Potency comparisons between DUTOPROL and ALDOCLOR-250 depend on the specific clinical indication. These are agents from distinct pharmacological classes and are not directly interchangeable by dose. A physician or clinical pharmacist should guide any therapeutic switching decisions.
The standard adult dose of DUTOPROL is: 1 tablet (containing 12.5 mg hydrochlorothiazide and 50 mg losartan) orally once daily; may increase to 1 tablet (12.5 mg/100 mg) once daily if inadequate response.. The standard adult dose of ALDOCLOR-250 is: 250 mg orally twice daily. Dosing should always be individualized based on indication, renal and hepatic function, age, and other patient factors.
No direct drug-drug interaction has been formally documented between DUTOPROL and ALDOCLOR-250 in current clinical databases. However, individual patient risk factors including other medications, organ function, and comorbidities should always be evaluated by a qualified healthcare provider.

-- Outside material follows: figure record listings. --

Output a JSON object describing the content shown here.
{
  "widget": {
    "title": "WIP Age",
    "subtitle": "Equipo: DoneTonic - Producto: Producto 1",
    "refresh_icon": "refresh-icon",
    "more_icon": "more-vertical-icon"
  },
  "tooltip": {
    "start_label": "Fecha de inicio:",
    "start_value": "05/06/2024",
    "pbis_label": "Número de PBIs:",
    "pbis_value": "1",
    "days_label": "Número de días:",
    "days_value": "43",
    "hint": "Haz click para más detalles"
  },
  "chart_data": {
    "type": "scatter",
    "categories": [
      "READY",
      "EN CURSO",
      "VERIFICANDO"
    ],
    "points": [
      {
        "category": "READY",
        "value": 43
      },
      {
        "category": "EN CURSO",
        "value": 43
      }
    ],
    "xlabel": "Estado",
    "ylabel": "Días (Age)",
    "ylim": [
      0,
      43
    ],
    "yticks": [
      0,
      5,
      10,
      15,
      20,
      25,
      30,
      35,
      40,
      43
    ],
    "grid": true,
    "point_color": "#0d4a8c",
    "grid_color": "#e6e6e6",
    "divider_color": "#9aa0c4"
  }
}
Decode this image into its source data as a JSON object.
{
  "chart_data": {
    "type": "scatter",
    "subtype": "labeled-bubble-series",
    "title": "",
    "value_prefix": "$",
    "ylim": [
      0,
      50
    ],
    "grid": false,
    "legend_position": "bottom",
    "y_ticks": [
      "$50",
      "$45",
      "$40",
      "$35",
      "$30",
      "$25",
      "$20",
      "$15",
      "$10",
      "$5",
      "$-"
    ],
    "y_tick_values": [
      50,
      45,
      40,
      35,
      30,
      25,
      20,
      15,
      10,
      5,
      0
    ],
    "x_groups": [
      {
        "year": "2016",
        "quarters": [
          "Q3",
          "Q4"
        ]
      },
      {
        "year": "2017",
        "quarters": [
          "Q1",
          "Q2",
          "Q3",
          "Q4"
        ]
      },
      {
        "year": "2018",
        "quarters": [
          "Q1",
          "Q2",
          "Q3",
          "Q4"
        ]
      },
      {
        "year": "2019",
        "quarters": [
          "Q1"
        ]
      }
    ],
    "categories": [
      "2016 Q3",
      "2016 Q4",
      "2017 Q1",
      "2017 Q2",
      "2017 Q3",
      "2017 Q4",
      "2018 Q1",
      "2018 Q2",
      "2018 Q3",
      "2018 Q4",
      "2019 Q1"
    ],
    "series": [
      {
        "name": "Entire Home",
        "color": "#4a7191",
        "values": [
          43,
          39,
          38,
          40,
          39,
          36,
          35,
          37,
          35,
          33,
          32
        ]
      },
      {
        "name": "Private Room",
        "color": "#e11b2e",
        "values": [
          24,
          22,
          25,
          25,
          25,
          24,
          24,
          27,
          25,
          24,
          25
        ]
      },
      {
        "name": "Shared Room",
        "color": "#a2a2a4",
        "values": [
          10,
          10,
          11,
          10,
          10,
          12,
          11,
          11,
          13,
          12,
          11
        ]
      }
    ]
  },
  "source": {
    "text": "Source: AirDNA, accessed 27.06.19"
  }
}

The maternal-fetal safety profiles differ. DUTOPROL is classified as Category C. Category D: First trimester exposure associated with fetal bradycardia, intrauterine growth restriction, and oligohydramnios; second and third trimester use may cause fetal hypoten. ALDOCLOR-250 is classified as Category C. FDA Pregnancy Category D. First trimester: Associated with cardiovascular defects (e.g., VSD), neural tube defects, and oral clefts. Second and third trimesters: Fetal nephrotoxici. Always consult a maternal-fetal medicine specialist before taking either drug during pregnancy or lactation.